A escritora de Harry Potter, JK Rowling, a autora de “Handmaid’s Tale”, Margaret Atwood e a escritora de “Os Filhos da Meia-Noite”, Salman Rushdie, estão entre as 150 figuras públicas que assinaram uma carta condenando a prática conhecida como “cultura do cancelamento”.

O termo é usado para descrever a perseguição realizada nas redes sociais contra indivíduos que compartilharam uma opinião impopular na internet ou têm comportamentos passados que atualmente são considerados ofensivos. Rowling é um exemplo disso, devido às suas opiniões sobre a comunidade trans.

Atwood recebeu uma reação considerável no final de 2016, depois de apoiar uma carta aberta pedindo à Universidade da Colúmbia Britânica do Canadá que expusesse os pelos quais decidiu suspender e demitir o escritor e instrutor Steven Galloway, após o surgimento de acusações de agressão sexual. Enquanto isso, o romance de Rushdie, “Os Versos Satânicos“, de 1988, também atraiu críticas ao longo dos anos pela representação das crenças islâmicas.

Outros signatários da carta incluem os autores Martin Amis e Jeffrey Eugenides, os intelectuais Malcolm Gladwell e Noam Chomsky, o músico de jazz Wynton Marsalis, o psicólogo Steven Pinker, a feminista Gloria Steinem, o mestre de xadrez Gary Kasparov e a jornalista da CNN e do Washington Post, Fareed Zakaria.

A carta, publicada terça-feira na Harper’s Magazine, afirma: “A livre troca de informações e idéias, a força vital de uma sociedade liberal, está diariamente se tornando mais restrita. Embora esperássemos isso na direita radical, a censura também está se espalhando mais amplamente em nossa cultura: uma intolerância a visões opostas, uma moda de vergonha e ostracismo públicos e a tendência de dissolver questões políticas complexas com uma certeza moral ofuscante. Defendemos o valor de um contraditório robusto e até mesmo cáustico de todos os setores. Mas agora é muito comum ouvir pedidos de retribuição rápida e severa em resposta a transgressões percebidas da fala e do pensamento”.

Quaisquer que sejam os argumentos em torno de cada incidente em particular, o resultado tem sido estreitar constantemente os limites do que pode ser dito sem a ameaça de represália“, argumenta a carta. “Já estamos pagando o preço, com maior aversão ao risco entre escritores, artistas e jornalistas que temem por sua subsistência caso se afastem do consenso ou até mesmo que concordem com a opinião vigente, mas não tenham zelo para expressar isso“.

Precisamos preservar a possibilidade de discordância de boa-fé sem terríveis conseqüências profissionais.
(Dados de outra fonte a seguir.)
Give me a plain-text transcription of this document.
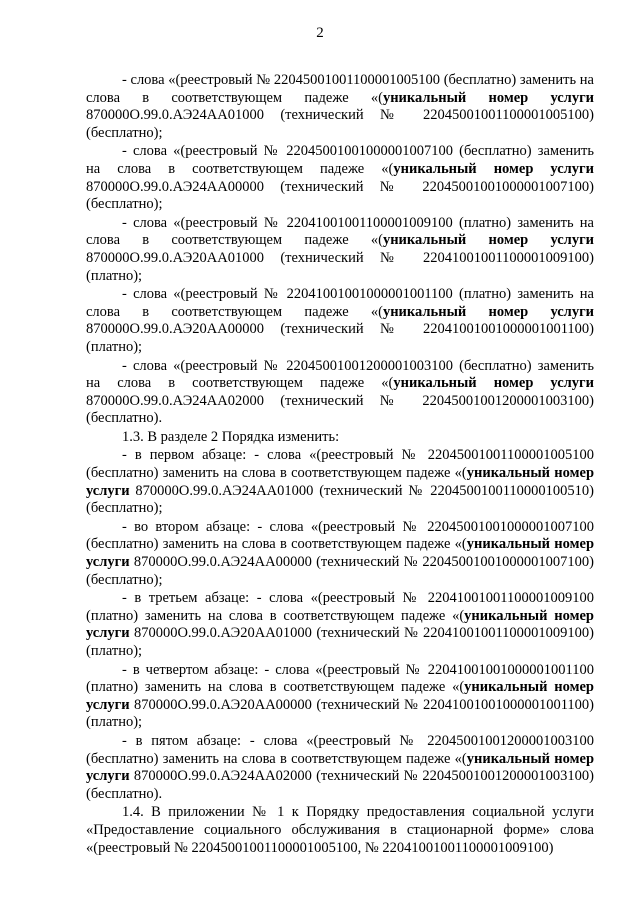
2

- слова «(реестровый № 22045001001100001005100 (бесплатно) заменить на слова в соответствующем падеже «(уникальный номер услуги 870000О.99.0.АЭ24АА01000 (технический № 22045001001100001005100) (бесплатно);

- слова «(реестровый № 22045001001000001007100 (бесплатно) заменить на слова в соответствующем падеже «(уникальный номер услуги 870000О.99.0.АЭ24АА00000 (технический № 22045001001000001007100) (бесплатно);

- слова «(реестровый № 22041001001100001009100 (платно) заменить на слова в соответствующем падеже «(уникальный номер услуги 870000О.99.0.АЭ20АА01000 (технический № 22041001001100001009100) (платно);

- слова «(реестровый № 22041001001000001001100 (платно) заменить на слова в соответствующем падеже «(уникальный номер услуги 870000О.99.0.АЭ20АА00000 (технический № 22041001001000001001100) (платно);

- слова «(реестровый № 22045001001200001003100 (бесплатно) заменить на слова в соответствующем падеже «(уникальный номер услуги 870000О.99.0.АЭ24АА02000 (технический № 22045001001200001003100) (бесплатно).

1.3. В разделе 2 Порядка изменить:

- в первом абзаце: - слова «(реестровый № 22045001001100001005100 (бесплатно) заменить на слова в соответствующем падеже «(уникальный номер услуги 870000О.99.0.АЭ24АА01000 (технический № 2204500100110000100510) (бесплатно);

- во втором абзаце: - слова «(реестровый № 22045001001000001007100 (бесплатно) заменить на слова в соответствующем падеже «(уникальный номер услуги 870000О.99.0.АЭ24АА00000 (технический № 22045001001000001007100) (бесплатно);

- в третьем абзаце: - слова «(реестровый № 22041001001100001009100 (платно) заменить на слова в соответствующем падеже «(уникальный номер услуги 870000О.99.0.АЭ20АА01000 (технический № 22041001001100001009100) (платно);

- в четвертом абзаце: - слова «(реестровый № 22041001001000001001100 (платно) заменить на слова в соответствующем падеже «(уникальный номер услуги 870000О.99.0.АЭ20АА00000 (технический № 22041001001000001001100) (платно);

- в пятом абзаце: - слова «(реестровый № 22045001001200001003100 (бесплатно) заменить на слова в соответствующем падеже «(уникальный номер услуги 870000О.99.0.АЭ24АА02000 (технический № 22045001001200001003100) (бесплатно).

1.4. В приложении № 1 к Порядку предоставления социальной услуги «Предоставление социального обслуживания в стационарной форме» слова «(реестровый № 22045001001100001005100, № 22041001001100001009100)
Se não defendermos exatamente aquilo de que depende nosso trabalho, não devemos esperar que o público ou o Estado o defenda por nós“, conclui a carta.

A carta provocou um dilúvio de respostas on-line. A autora e ativista transgênero Jennifer Finney Boylan, que assinou a carta, retratou sua posição em poucas horas. “Eu não sabia quem mais havia assinado essa carta“, twittou Boylan. “Eu pensei que estava endossando uma mensagem bem-intencionada, embora vaga, contra a vergonha da Internet. Eu sabia que Chomsky, Steinem e Atwood haviam assinado, e pensei que estava em boa companhia. Sou eu que vou suportar as consequências. Eu sinto muitíssimo“.

Da mesma forma, a historiadora Kerri K. Greenidge, uma das primeiras signatárias, foi removida da lista depois que ela twittou que “não endossa” a carta divulgada na Harpers e entrou em contato com a publicação sobre uma retirada.

O cirurgião e cientista David Gorski twittou: “Eu li a carta. É o mesmo velho choro de sempre sobre “cultura de cancelamento” de pessoas privilegiadas com um grande público, queixando-se de enfrentar críticas e conseqüências em seu discurso. Eu não estou impressionado“.

Enquanto isso, John Boyne, autor de “O Menino do Pijama Listrado”, twittou: “Eu concordo completamente com esta carta. Caçadores de bruxas auto-nomeados perseguindo pessoas por deslizes morais percebidos, enquanto destroem reputações, destroem carreiras, perseguem mulheres e buscam cancelar a cultura são o oposto da liberdade de expressão e do debate fundamentado”.